Children may pounce upon and maul small moving things for a number of reasons. The wish to gratify their sense of power--which is probably keener in children who so rarely gratify it than in grown-ups--will often explain these actions. To stop all that commotion, all that buzzing on the window-pane, by a single tap of the finger, that may bring a delicious thrill of power to a child. Curiosity, too, is a powerful incentive to this kind of maltreatment of animals. Children have something of the anatomist's impulse to take living things apart, to see where the blood is, as one child put it, and so forth.

I think, then, that we may give the small offenders the benefit of the doubt, and not attribute their rough handling of animals to a wish to inflict pain, or even to an indifference to pain of which they are clearly aware. Wanton activity, the curiosity of the experimenter, and delight in showing one's power and producing an effect, seem sufficient to explain a large part of the unlearned brutality of the first years.

We have now looked at one of the darkest sides of the child and have found that though it is decidedly unpleasant it is not quite so ugly as it has been painted. Children are no doubt apt to be greedy, and otherwise unsociable, to be ferocious in their anger, and to be sadly wanting in consideration for others; yet it is some consolation to reflect that their savageness is not quite that of brutes, and that their selfishness and cruelty are a long way removed from a deliberate and calculating egoism.

_The Promise of Humanity._

Pure Ishmaelite as he seems, however, a child has what we call the social instincts, and inconsistently enough no doubt he shows at times that after all he wants to join himself to those whom at other times he treats as foes. If he has his outbursts of temper he has also his fits of tenderness. If he is now dead to others' sufferings he is at another time taken with a most amiable childish concern for their happiness.

The germ of this instinct of attachment to society may be said to disclose itself in a rude form in the first weeks of life, when he begins to get used to and to depend on the human presence, and is miserable when this is taken from him.

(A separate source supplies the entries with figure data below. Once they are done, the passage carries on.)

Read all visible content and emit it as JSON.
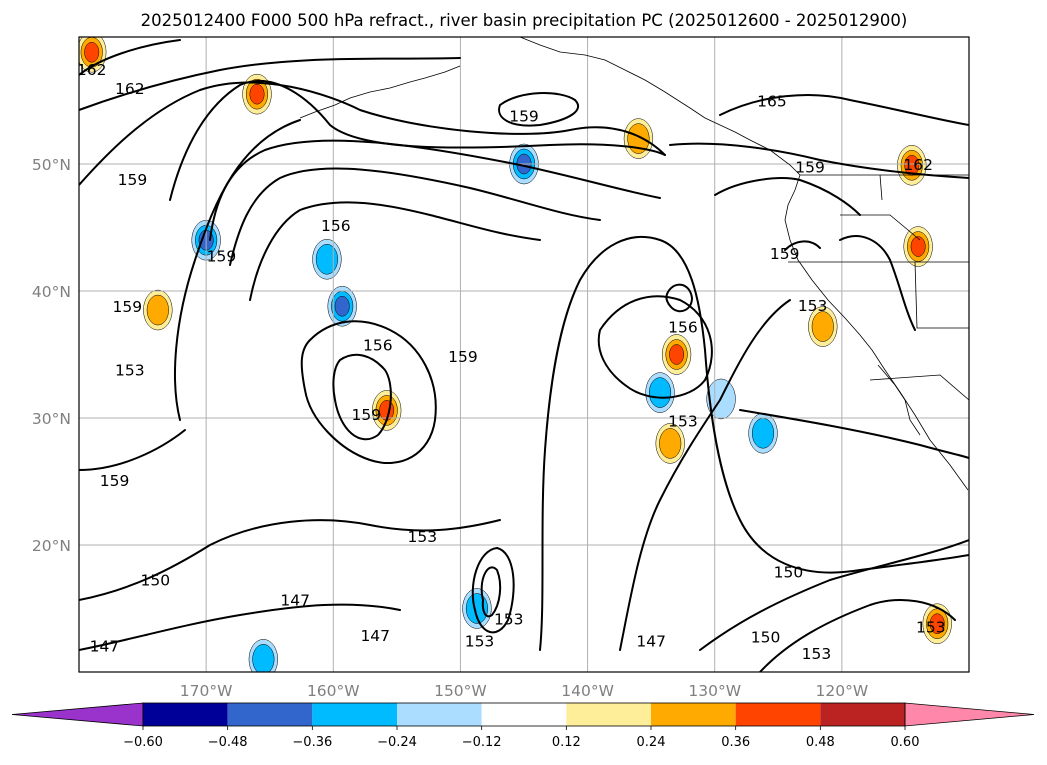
{
  "chart_data": {
    "type": "contour-map",
    "title": "2025012400 F000 500 hPa refract., river basin precipitation PC (2025012600 - 2025012900)",
    "x_ticks": [
      "170°W",
      "160°W",
      "150°W",
      "140°W",
      "130°W",
      "120°W"
    ],
    "x_tick_values": [
      -170,
      -160,
      -150,
      -140,
      -130,
      -120
    ],
    "y_ticks": [
      "20°N",
      "30°N",
      "40°N",
      "50°N"
    ],
    "y_tick_values": [
      20,
      30,
      40,
      50
    ],
    "xlim": [
      -180,
      -110
    ],
    "ylim": [
      10,
      60
    ],
    "grid": true,
    "contour_labels": [
      {
        "text": "162",
        "lon": -179,
        "lat": 57.5
      },
      {
        "text": "162",
        "lon": -176,
        "lat": 56
      },
      {
        "text": "165",
        "lon": -125.5,
        "lat": 55
      },
      {
        "text": "162",
        "lon": -114,
        "lat": 50
      },
      {
        "text": "159",
        "lon": -145,
        "lat": 53.8
      },
      {
        "text": "159",
        "lon": -122.5,
        "lat": 49.8
      },
      {
        "text": "159",
        "lon": -175.8,
        "lat": 48.8
      },
      {
        "text": "156",
        "lon": -159.8,
        "lat": 45.2
      },
      {
        "text": "159",
        "lon": -168.8,
        "lat": 42.8
      },
      {
        "text": "159",
        "lon": -124.5,
        "lat": 43
      },
      {
        "text": "159",
        "lon": -176.2,
        "lat": 38.8
      },
      {
        "text": "156",
        "lon": -156.5,
        "lat": 35.8
      },
      {
        "text": "156",
        "lon": -132.5,
        "lat": 37.2
      },
      {
        "text": "153",
        "lon": -122.3,
        "lat": 38.9
      },
      {
        "text": "153",
        "lon": -176,
        "lat": 33.8
      },
      {
        "text": "159",
        "lon": -149.8,
        "lat": 34.9
      },
      {
        "text": "159",
        "lon": -157.4,
        "lat": 30.3
      },
      {
        "text": "153",
        "lon": -132.5,
        "lat": 29.8
      },
      {
        "text": "159",
        "lon": -177.2,
        "lat": 25.1
      },
      {
        "text": "153",
        "lon": -153,
        "lat": 20.7
      },
      {
        "text": "150",
        "lon": -174,
        "lat": 17.3
      },
      {
        "text": "150",
        "lon": -124.2,
        "lat": 17.9
      },
      {
        "text": "147",
        "lon": -163,
        "lat": 15.7
      },
      {
        "text": "153",
        "lon": -146.2,
        "lat": 14.2
      },
      {
        "text": "147",
        "lon": -156.7,
        "lat": 12.9
      },
      {
        "text": "153",
        "lon": -148.5,
        "lat": 12.5
      },
      {
        "text": "147",
        "lon": -135,
        "lat": 12.5
      },
      {
        "text": "150",
        "lon": -126,
        "lat": 12.8
      },
      {
        "text": "153",
        "lon": -122,
        "lat": 11.5
      },
      {
        "text": "153",
        "lon": -113,
        "lat": 13.6
      },
      {
        "text": "147",
        "lon": -178,
        "lat": 12.1
      }
    ],
    "colorbar": {
      "levels": [
        "-0.60",
        "-0.48",
        "-0.36",
        "-0.24",
        "-0.12",
        "0.12",
        "0.24",
        "0.36",
        "0.48",
        "0.60"
      ],
      "colors": [
        "#9933cc",
        "#000099",
        "#3366cc",
        "#00bbff",
        "#aaddff",
        "#ffffff",
        "#ffee99",
        "#ffaa00",
        "#ff4400",
        "#bb2222",
        "#ff88aa"
      ],
      "extend": "both"
    },
    "shaded_blobs": [
      {
        "lon": -145,
        "lat": 50,
        "value": -0.45
      },
      {
        "lon": -170,
        "lat": 44,
        "value": -0.36
      },
      {
        "lon": -160.5,
        "lat": 42.5,
        "value": -0.3
      },
      {
        "lon": -159.3,
        "lat": 38.8,
        "value": -0.36
      },
      {
        "lon": -134.3,
        "lat": 32,
        "value": -0.3
      },
      {
        "lon": -129.5,
        "lat": 31.5,
        "value": -0.2
      },
      {
        "lon": -126.2,
        "lat": 28.8,
        "value": -0.24
      },
      {
        "lon": -148.7,
        "lat": 15,
        "value": -0.26
      },
      {
        "lon": -165.5,
        "lat": 11,
        "value": -0.3
      },
      {
        "lon": -179,
        "lat": 58.8,
        "value": 0.36
      },
      {
        "lon": -155.8,
        "lat": 30.6,
        "value": 0.4
      },
      {
        "lon": -133,
        "lat": 35,
        "value": 0.4
      },
      {
        "lon": -133.5,
        "lat": 28,
        "value": 0.35
      },
      {
        "lon": -114.5,
        "lat": 49.9,
        "value": 0.4
      },
      {
        "lon": -114,
        "lat": 43.5,
        "value": 0.38
      },
      {
        "lon": -173.8,
        "lat": 38.5,
        "value": 0.28
      },
      {
        "lon": -166,
        "lat": 55.5,
        "value": 0.38
      },
      {
        "lon": -121.5,
        "lat": 37.2,
        "value": 0.28
      },
      {
        "lon": -112.5,
        "lat": 13.8,
        "value": 0.45
      },
      {
        "lon": -136,
        "lat": 52,
        "value": 0.28
      }
    ]
  }
}
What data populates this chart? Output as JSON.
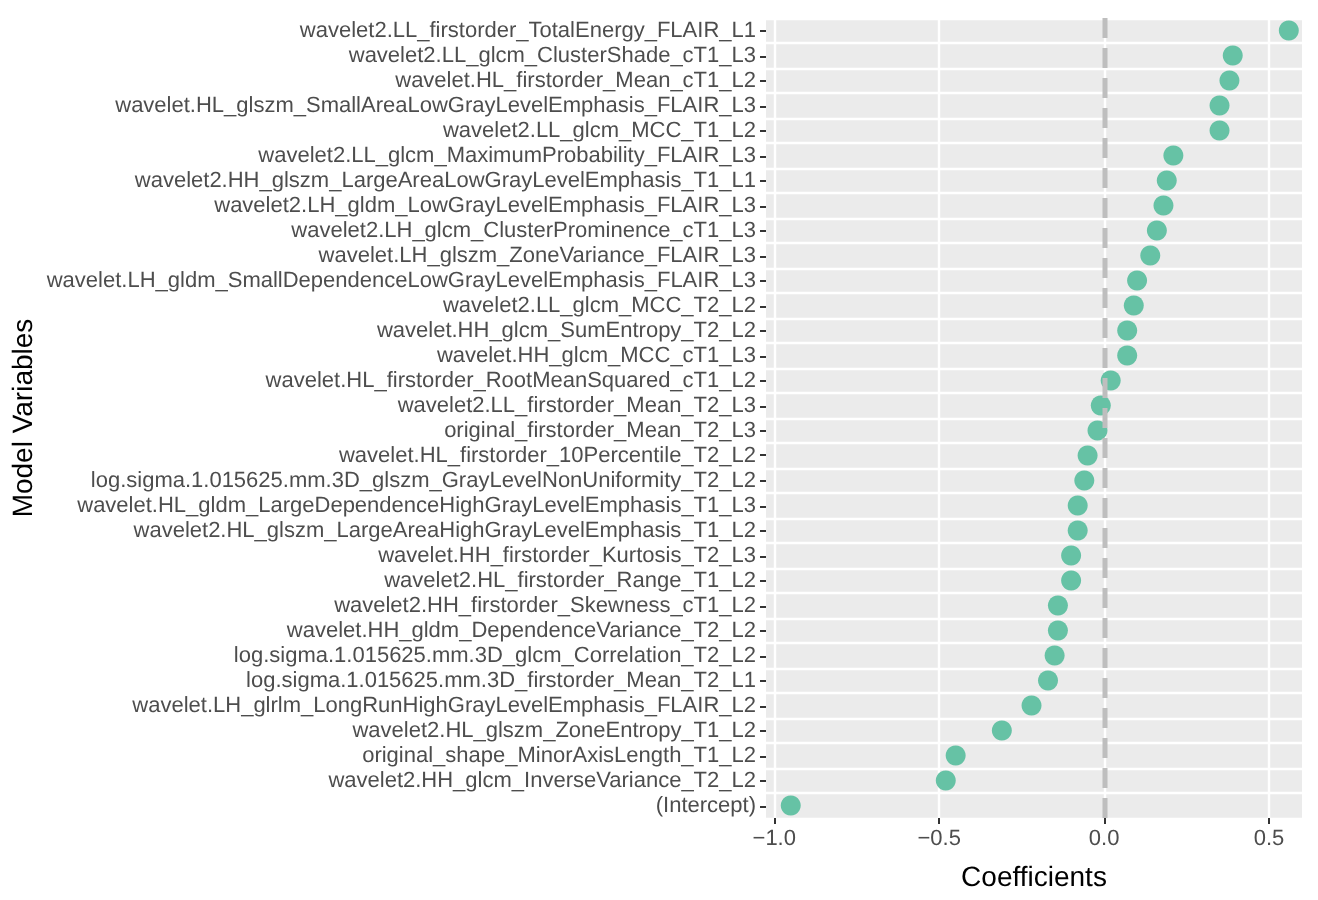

In this instinct of companionship there is involved a vague inarticulate kind of sympathy. Just as the attached dog may be said to have in a dim fashion a feeling of oneness with its master, so the child. The intenser realisation of this oneness comes after separation. A girl of thirteen months was separated from her mother during six weeks. On the return of the latter she was speechless, and for some time could not bear to leave her restored companion for a minute. A like outbreak of tender sympathy is apt to follow a fit of naughtiness when a child feels itself taken back to the mother's heart.

Sympathy, it is commonly said, is a kind of imitation, and this is strikingly ill.u.s.trated in its early forms. A child has been observed under the age of seven months to look unhappy, drawing down well the corners of the mouth in the characteristic baby-fashion when his nurse pretended to cry.